Within the intestine, the human G protein–coupled receptor (GPCR) GPR35 is involved in oncogenic signaling, bacterial infections, and inflammatory bowel disease. GPR35 is known to be expressed as two distinct isoforms that differ only in the length of their extracellular N-termini by 31 amino acids, but detailed insights into their functional differences are lacking. Through gene expression analysis in immune and gastrointestinal cells, we show that these isoforms emerge from distinct promoter usage and alternative splicing. Additionally, we employed optical assays in living cells to thoroughly profile both GPR35 isoforms for constitutive and ligand-induced activation and signaling of 10 different heterotrimeric G proteins, ligand-induced arrestin recruitment, and receptor internalization. Our results reveal that the extended N-terminus of the long isoform limits G protein activation yet elevates receptor–β-arrestin interaction. To better understand the structural basis for this bias, we examined structural models of GPR35 and conducted experiments with mutants of both isoforms. We found that a proposed disulfide bridge between the N-terminus and extracellular loop 3, present in both isoforms, is crucial for constitutive G₁₃ activation, while an additional cysteine contributed by the extended N-terminus of the long GPR35 isoform limits the extent of agonist-induced receptor–β-arrestin2 interaction. The pharmacological profiles and mechanistic insights of our study provide clues for the future design of isoform-specific GPR35 ligands that selectively modulate GPR35–transducer interactions and allow for mechanism-based therapies against, for example, inflammatory bowel disease or bacterial infections of the gastrointestinal system.

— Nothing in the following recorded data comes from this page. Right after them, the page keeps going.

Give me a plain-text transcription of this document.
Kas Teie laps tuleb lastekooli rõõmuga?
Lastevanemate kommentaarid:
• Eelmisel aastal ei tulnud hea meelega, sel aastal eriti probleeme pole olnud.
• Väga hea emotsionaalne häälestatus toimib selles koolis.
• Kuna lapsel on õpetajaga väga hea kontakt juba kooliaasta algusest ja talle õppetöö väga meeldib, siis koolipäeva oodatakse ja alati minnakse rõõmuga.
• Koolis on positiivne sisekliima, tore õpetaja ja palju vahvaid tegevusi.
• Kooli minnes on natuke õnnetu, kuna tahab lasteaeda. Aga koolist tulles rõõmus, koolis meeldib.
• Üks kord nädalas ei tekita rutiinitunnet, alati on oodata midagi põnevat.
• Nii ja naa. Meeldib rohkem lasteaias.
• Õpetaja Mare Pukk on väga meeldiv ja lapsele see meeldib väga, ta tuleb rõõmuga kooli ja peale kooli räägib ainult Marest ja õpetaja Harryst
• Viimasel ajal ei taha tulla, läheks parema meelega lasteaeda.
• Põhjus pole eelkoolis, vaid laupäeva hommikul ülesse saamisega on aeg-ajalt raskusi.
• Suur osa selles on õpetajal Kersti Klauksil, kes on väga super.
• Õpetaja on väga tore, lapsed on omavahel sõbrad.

在肠道内，人类 G 蛋白偶联受体 (GPCR) GPR35 参与致癌信号传导、细菌感染和炎症性肠病。已知 GPR35 表达为两种不同的亚型，它们的胞外 N 末端长度仅相差 31 个氨基酸，但缺乏对其功能差异的详细了解。通过免疫和胃肠细胞中的基因表达分析，我们表明这些亚型来自不同的启动子使用和可变剪接。此外，我们在活细胞中使用光学检测来彻底分析 GPR35 亚型的组成和配体诱导的 10 种不同异源三聚体 G 蛋白的激活和信号传导、配体诱导的抑制素募集和受体内化。我们的结果表明，长同种型的扩展 N 末端限制了 G 蛋白的活化，但提高了受体-β-抑制蛋白的相互作用。为了更好地理解这种偏差的结构基础，我们检查了 GPR35 的结构模型，并对两种同种型的突变体进行了实验。我们发现存在于两种异构体中的 N 末端和细胞外环 3 之间的二硫键对组成型 G 至关重要₁₃激活，而由长 ​​GPR35 同种型的扩展 N 端贡献的额外半胱氨酸限制了激动剂诱导的受体-β-抑制蛋白 2 相互作用的程度。我们研究的药理学特征和机制见解为未来设计同种型特异性 GPR35 配体提供了线索，这些配体选择性地调节 GPR35-传感器相互作用，并允许基于机制的治疗，例如炎症性肠病或胃肠道系统的细菌感染.